Duchen’s upcoming move to the recently purchased Omnia penthouse at Kings Cross for $15.8 million prompted him to list his Darling Point home last year, first with $8 million hopes that were later revised down to $7.1 million when the keys were handed to Ray White Double Bay’s Elliott Placks to sell.
Confos sold the couple’s Bellevue Hill home in March for $7.3 million.
Investment banking veteran Rob Mactier and his wife Sally have downsized to Double Bay in style, paying $5 million for the contemporary residence that pop songstress Delta Goodrem previously rejected.
Goodrem had exchanged on the Epping Road property last year before she reneged on the deal to buy a $4.8 million pad in the Residences overlooking Hyde Park.
The Mactier purchase coincides with settlement on the sale of their Roseville Federation mansion, sold for a suburb high of $8.5 million through Forsyth’s Phillip Waller to FIRB-approved businessman from China, Zhandong Wang.

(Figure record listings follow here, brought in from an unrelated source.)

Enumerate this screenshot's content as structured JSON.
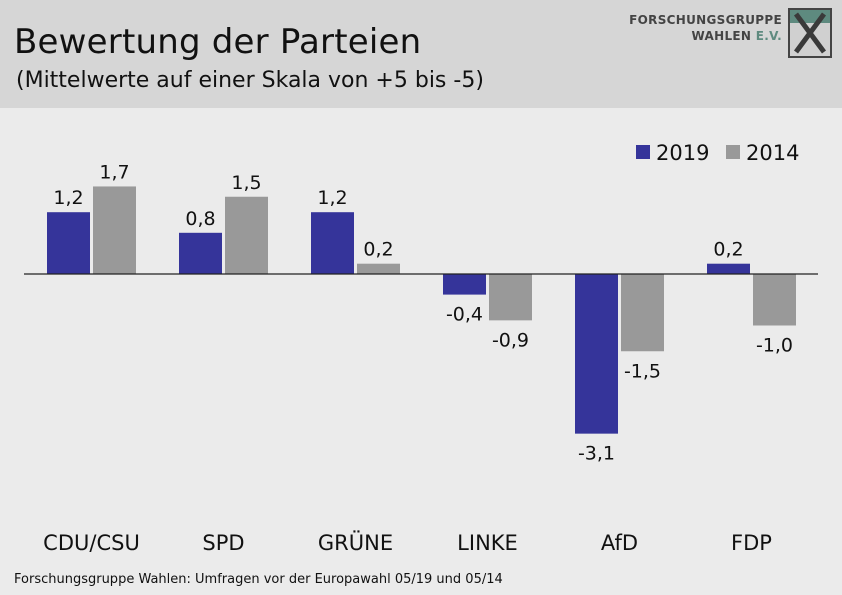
{
  "header": {
    "title": "Bewertung der Parteien",
    "subtitle": "(Mittelwerte auf einer Skala von +5 bis -5)",
    "logo_line1": "FORSCHUNGSGRUPPE",
    "logo_line2_main": "WAHLEN",
    "logo_line2_accent": "E.V."
  },
  "source": "Forschungsgruppe Wahlen: Umfragen vor der Europawahl 05/19 und 05/14",
  "chart_data": {
    "type": "bar",
    "title": "Bewertung der Parteien",
    "subtitle": "(Mittelwerte auf einer Skala von +5 bis -5)",
    "categories": [
      "CDU/CSU",
      "SPD",
      "GRÜNE",
      "LINKE",
      "AfD",
      "FDP"
    ],
    "series": [
      {
        "name": "2019",
        "color": "#35349a",
        "values": [
          1.2,
          0.8,
          1.2,
          -0.4,
          -3.1,
          0.2
        ],
        "labels": [
          "1,2",
          "0,8",
          "1,2",
          "-0,4",
          "-3,1",
          "0,2"
        ]
      },
      {
        "name": "2014",
        "color": "#999999",
        "values": [
          1.7,
          1.5,
          0.2,
          -0.9,
          -1.5,
          -1.0
        ],
        "labels": [
          "1,7",
          "1,5",
          "0,2",
          "-0,9",
          "-1,5",
          "-1,0"
        ]
      }
    ],
    "ylim": [
      -5,
      5
    ],
    "legend_position": "top-right",
    "grid": false
  }
}
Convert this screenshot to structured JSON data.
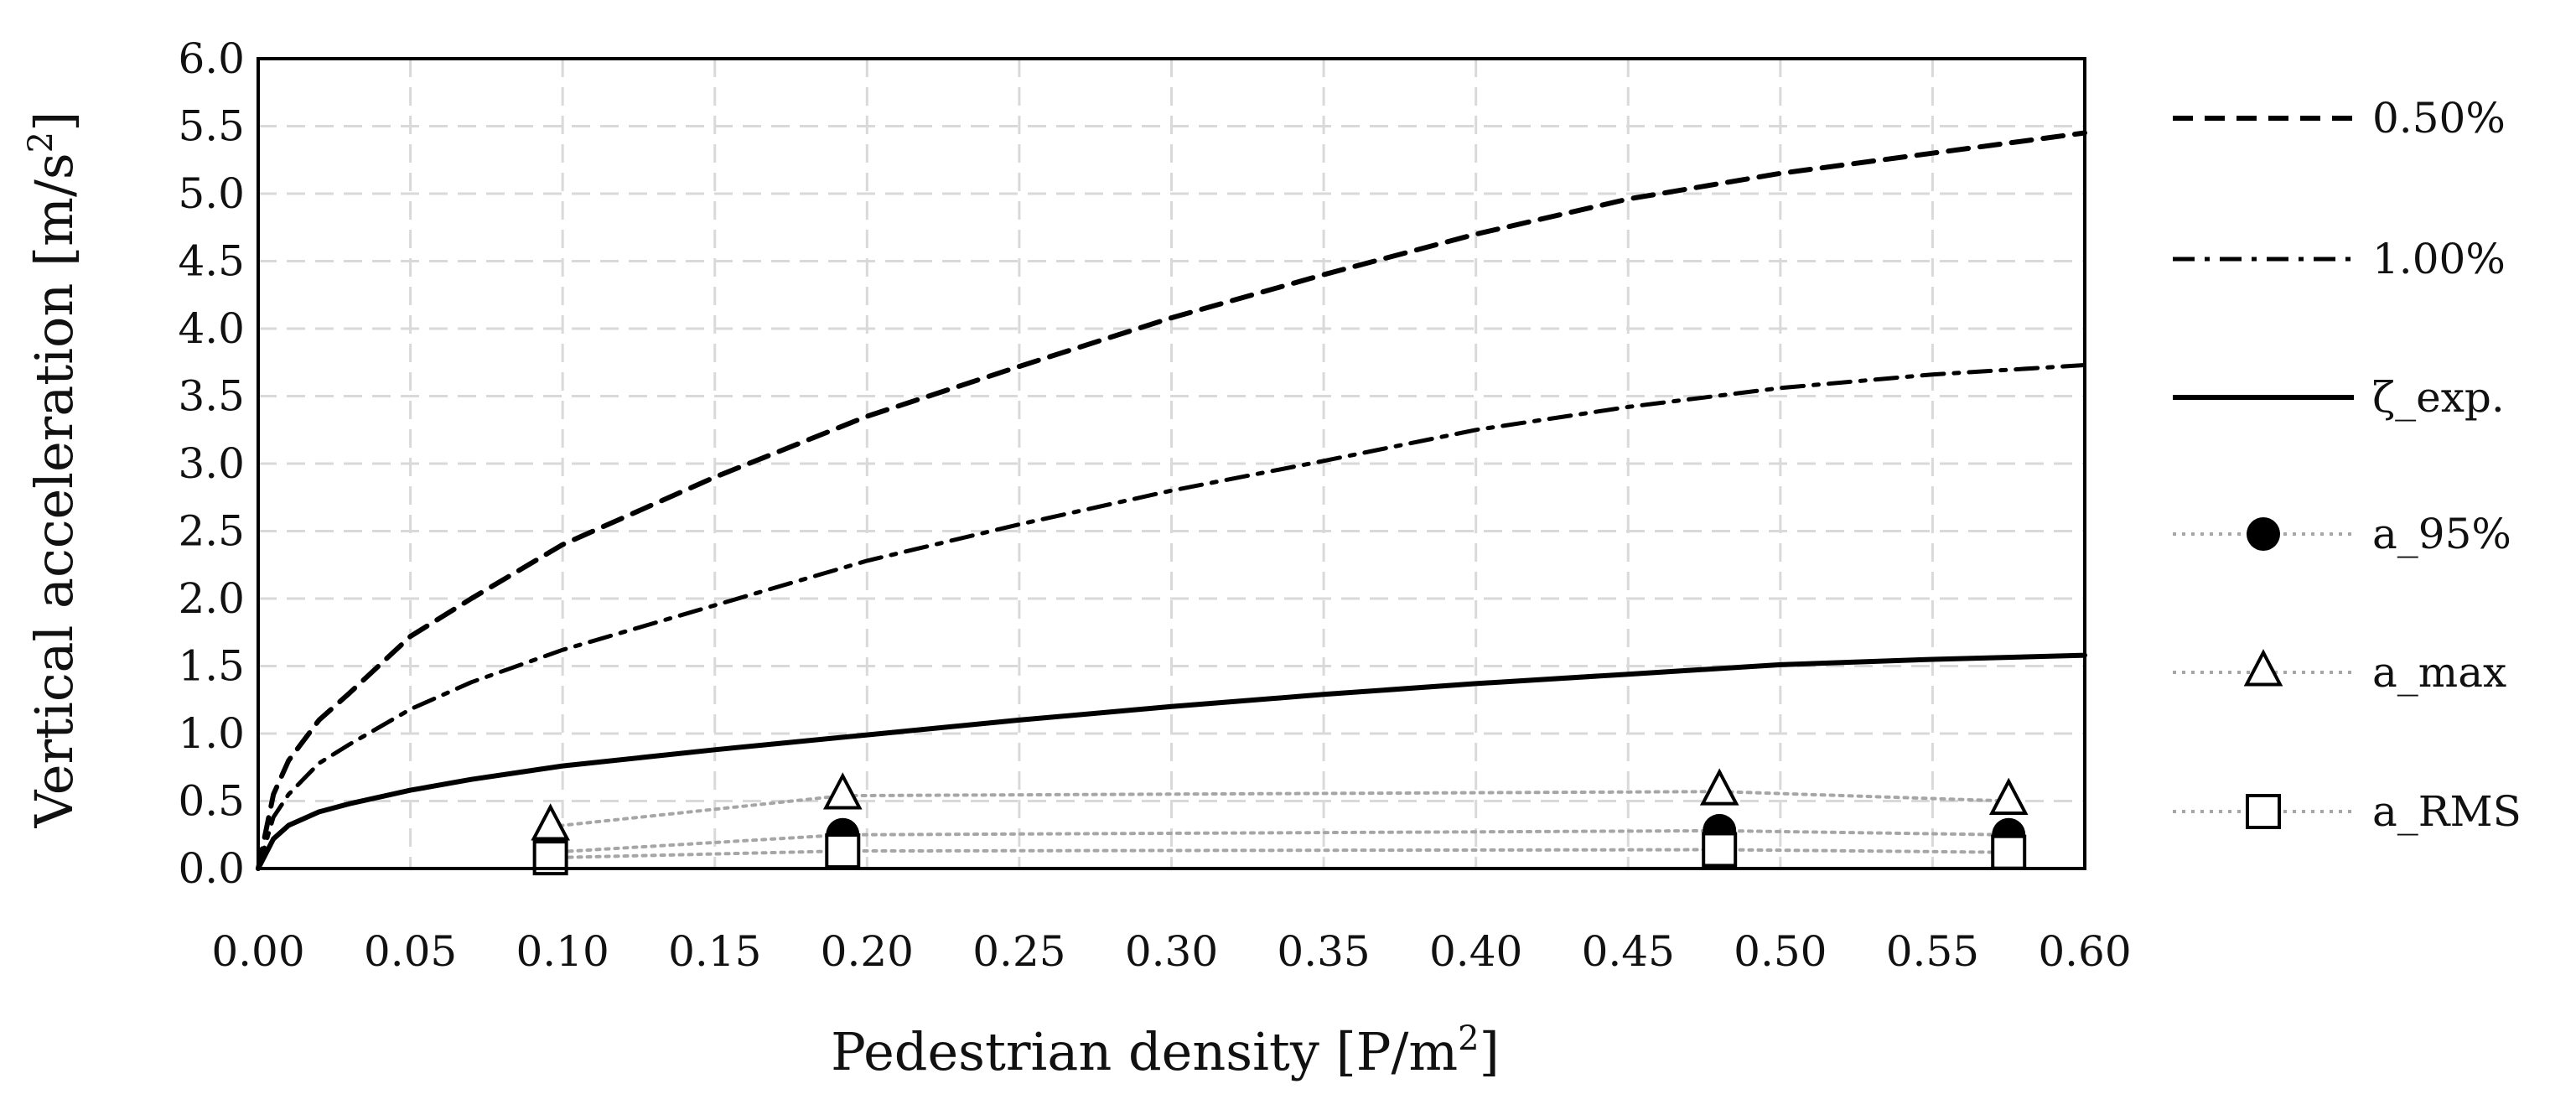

Recently retired chief of chemicals and resin maker Nuplex Industries Emery Severin and his wife Sharman are set to farewell Mosman and move to the Paddington terrace they bought a year ago for $8.2 million from respiratory and sleep medicine specialist Malcolm Ogborne and Macquarie Global Infrastructure Fund chief Grant Smith.
The Severins bought the Mosman property in 2010 for $5.295 million and, after scoring DA approval for a major renovation two years ago, it returns to the market for $5.75 million to $6.25 million through Michael Coombs, of LJ Hooker Avnu.
The Paddington home of corporate advisor Charles Lynam and his wife, Macquarie’s agribusiness head Liz O’Leary, is up for grabs amid rumours of a double-digit trade-up locally.
Lynam, who heads up East Horizon Consulting, bought the Goodhope Street terrace in 2010 for $2.28 million from David Brawn and Suzanne Campbell when the latter moved permanently to their historic Berry property Tintern.
A contemporary upgrade has been undertaken on the four-storey corner terrace since then.
Ben Collier, of The Agency, has a $5 million guide ahead of the October 12 auction.